Open questions / decisions

• Bounded MPMC-as-MPSC vs intrusive MPSC+length-cap — decide after a micro-benchmark on our workload (producer cost vs consumer-stall vs alloc).
• Fix the handoff at php-async ABI level (try_send/try_receive non-suspending) or implement our own MPSC+trigger in the server? (HTTP/3: cross-worker connection migration (SO_REUSEPORT CID steering) #72 blocker.)
• Default queue depths / water-mark policy for WS, and conflation opt-in API.
• Backpressure surface for WS: setter on HttpServerConfig (consistent with [setter-not-ini]).

References

• Vyukov — intrusive MPSC: https://www.1024cores.net/home/lock-free-algorithms/queues/intrusive-mpsc-node-based-queue
• Vyukov — bounded MPMC: https://www.1024cores.net/home/lock-free-algorithms/queues/bounded-mpmc-queue
• rigtorp SPSCQueue + ring-buffer optimization: https://github.com/rigtorp/SPSCQueue , https://rigtorp.se/ringbuffer/
• moodycamel ConcurrentQueue design: https://moodycamel.com/blog/2014/detailed-design-of-a-lock-free-queue
• LMAX Disruptor: https://lmax-exchange.github.io/disruptor/disruptor.html
• Michael & Scott (1996) lock-free queue (baseline)
• Lost-wakeup with eventfd loops (Netty #9362, Python bpo-30038): Shutdown race in EpollEventLoop netty/netty#9362
• WebSocket broadcasting & per-subscriber queues (python-websockets): https://websockets.readthedocs.io/en/stable/topics/broadcast.html
• WebSocket memory/backpressure: https://websockets.readthedocs.io/en/stable/topics/memory.html
• RFC 6455 (WebSocket framing, control frames): https://www.rfc-editor.org/rfc/rfc6455.html

Companion: ACK-timing / don't-block-the-reactor issue. Related: #72 (cross-worker H3), #2 (WebSocket).

[EdmondDantes]

Companion: #80 (HTTP/3 ACK-timing budget — why the handoff/queue must be non-blocking).

[EdmondDantes]

SPSC queue: ready-made candidates + required benchmark

For the SPSC lanes (per-sender / N×N matrix and any reactor↔worker handoff) we pick from existing, ready-made libraries and decide by measured numbers, not by description. C++ is acceptable; Boost (boost::lockfree) is excluded.

Ready-made candidates

Library	Shape	Growth	Lang	License	Perf tier	Note
rigtorp/SPSCQueue	SPSC	bounded	C++11 hdr	MIT	top (latency reference)	cache-padded + index-caching built in
Folly ProducerConsumerQueue	SPSC	bounded	C++	Apache-2	top	single header, pulls Folly conventions
moodycamel ReaderWriterQueue	SPSC	lock-free grow	C++ hdr	BSD-2	very high	only ready-made growable SPSC; standalone (no Boost dep)
DPDK rte_ring (SP/SC)	SPSC/MPMC	bounded	C	BSD-3	top (packet-grade)	vendor separately from DPDK
concurrencykit ck_ring	SPSC/MPMC	bounded	C	BSD-2	high	drops into C directly; gives MPMC too
liblfds ringbuffer	SPSC/MPMC	bounded	C	public domain	high	zero deps, most permissive

Decision fork

• Max performance = bounded fixed ring → rigtorp / Folly (C++) or ck_ring / rte_ring (C). Any growth (block-linking or mutex) costs throughput.
• Growable ready-made exists only as moodycamel RWQ (C++, no Boost dependency).
• Language is not a gate (C++ is fine); the C libs just drop in without a C++ TU.
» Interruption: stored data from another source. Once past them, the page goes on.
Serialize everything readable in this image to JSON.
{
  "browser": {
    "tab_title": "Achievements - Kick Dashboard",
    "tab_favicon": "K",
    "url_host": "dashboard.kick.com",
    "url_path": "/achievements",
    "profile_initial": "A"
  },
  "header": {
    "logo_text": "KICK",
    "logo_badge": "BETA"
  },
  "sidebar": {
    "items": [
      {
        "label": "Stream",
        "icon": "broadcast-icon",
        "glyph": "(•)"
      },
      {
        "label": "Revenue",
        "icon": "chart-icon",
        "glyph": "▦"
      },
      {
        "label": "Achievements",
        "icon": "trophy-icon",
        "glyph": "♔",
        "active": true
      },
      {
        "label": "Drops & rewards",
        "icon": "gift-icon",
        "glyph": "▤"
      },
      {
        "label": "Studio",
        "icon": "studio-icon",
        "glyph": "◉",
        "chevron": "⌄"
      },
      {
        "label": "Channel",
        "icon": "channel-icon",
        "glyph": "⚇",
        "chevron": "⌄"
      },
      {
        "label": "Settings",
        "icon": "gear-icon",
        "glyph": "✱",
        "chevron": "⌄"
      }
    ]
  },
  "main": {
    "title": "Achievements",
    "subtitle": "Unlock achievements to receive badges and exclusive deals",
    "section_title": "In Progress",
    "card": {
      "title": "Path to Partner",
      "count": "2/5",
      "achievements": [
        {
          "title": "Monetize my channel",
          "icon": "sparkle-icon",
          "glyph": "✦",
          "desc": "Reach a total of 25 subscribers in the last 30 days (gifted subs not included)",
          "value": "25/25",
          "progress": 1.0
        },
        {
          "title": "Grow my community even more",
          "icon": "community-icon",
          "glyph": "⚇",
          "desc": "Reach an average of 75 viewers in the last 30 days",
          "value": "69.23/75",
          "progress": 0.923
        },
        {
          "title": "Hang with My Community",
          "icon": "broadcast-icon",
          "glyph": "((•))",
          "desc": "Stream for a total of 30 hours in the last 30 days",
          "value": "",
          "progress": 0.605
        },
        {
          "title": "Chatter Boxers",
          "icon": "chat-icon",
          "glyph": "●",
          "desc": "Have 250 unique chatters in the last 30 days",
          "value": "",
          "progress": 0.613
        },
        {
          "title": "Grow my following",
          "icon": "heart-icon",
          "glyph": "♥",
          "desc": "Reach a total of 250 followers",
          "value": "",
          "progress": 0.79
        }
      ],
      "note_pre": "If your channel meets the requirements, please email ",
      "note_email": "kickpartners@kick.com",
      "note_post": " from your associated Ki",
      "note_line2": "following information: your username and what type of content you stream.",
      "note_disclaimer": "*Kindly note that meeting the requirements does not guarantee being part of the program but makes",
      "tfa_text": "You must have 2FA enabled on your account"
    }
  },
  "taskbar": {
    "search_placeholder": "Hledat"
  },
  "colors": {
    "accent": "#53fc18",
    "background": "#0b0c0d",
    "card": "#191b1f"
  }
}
Action item: benchmark before deciding (REQUIRED)

Stand up a small micro-benchmark and compare, on the same machine, under matched item size / ring depth / contention:

• rigtorp/SPSCQueue (bounded baseline / latency reference)
• moodycamel ReaderWriterQueue (growable baseline)
• Folly ProducerConsumerQueue (bounded)
• ck_ring (C bounded)
• rte_ring (C bounded, packet-grade)

Report throughput + round-trip latency. Pick by numbers — top-tier libs are often within measurement noise and the order is workload/topology dependent.

Then decide among:

1. bounded rigtorp / Folly / ck_ring / rte_ring + backpressure — max perf;
2. moodycamel RWQ — only if dynamic growth is required.